Abstract: User localization in an indoor environment has a wide application area including production and service systems such as factories, smart homes, hospitals, nursing homes, etc. User localization based on Wi-Fi signals has been widely studied using various classification algorithms. In this type of problem, several Wi-Fi routers placed in an indoor environment provide signals with different strengths depending on the location/room of the user. Most classification algorithms successfully make the localization with a high accuracy rate. However, in the current literature, there is no widely accepted 'best' algorithm for solving this problem. This study proposes the use of the plurality rule to combine several classification algorithms and obtain a single result. Plurality voting rule is an electoral system where the candidate that polls the most vote wins the election.
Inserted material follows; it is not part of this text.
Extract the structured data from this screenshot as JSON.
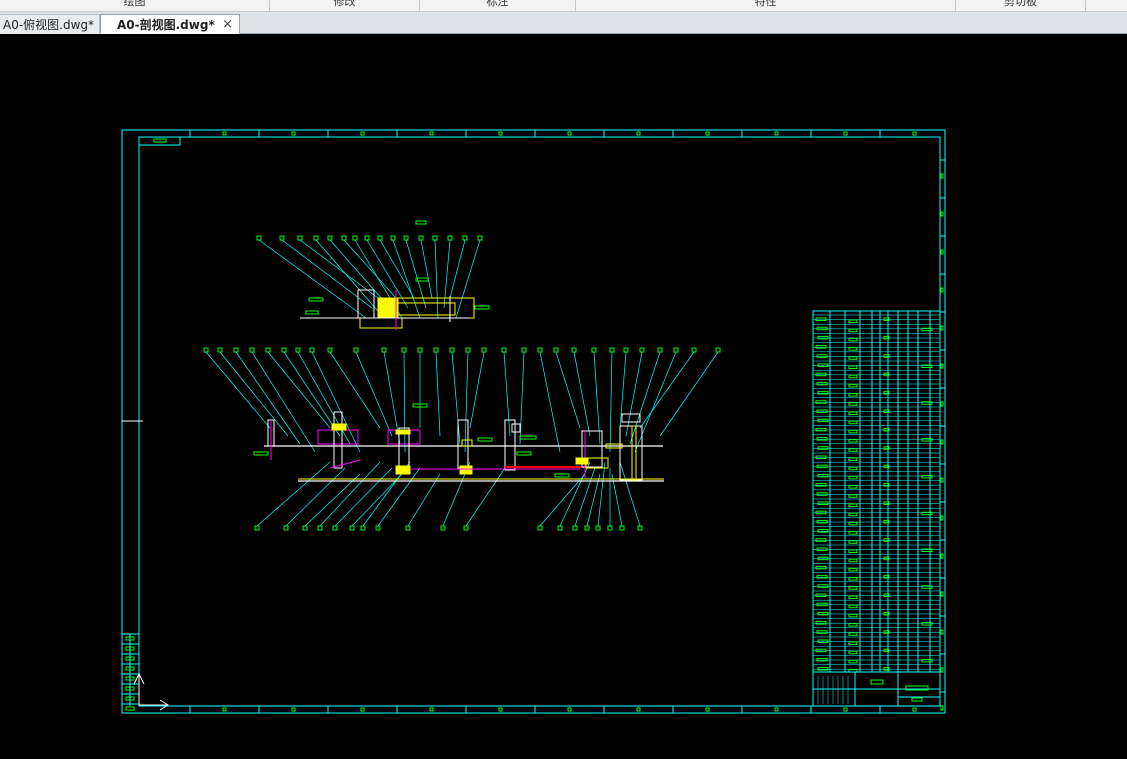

We apply the plurality rule to the indoor localization problem and generate the Majority algorithm. The Majority algorithm takes the 'votes' of five different classification algorithms and provides a single result through plurality rule. Results show that the mean accuracy rate of the Majority algorithm is higher than the classification algorithms it combines. In addition, we show that proving a single accuracy rate is not sufficient for declaring that an algorithm is better than the other. Classification algorithms select the training and test data randomly and different divisions result in different accuracy rates. In this study, we show that comparing the classification algorithms through confidence intervals provides more accurate information.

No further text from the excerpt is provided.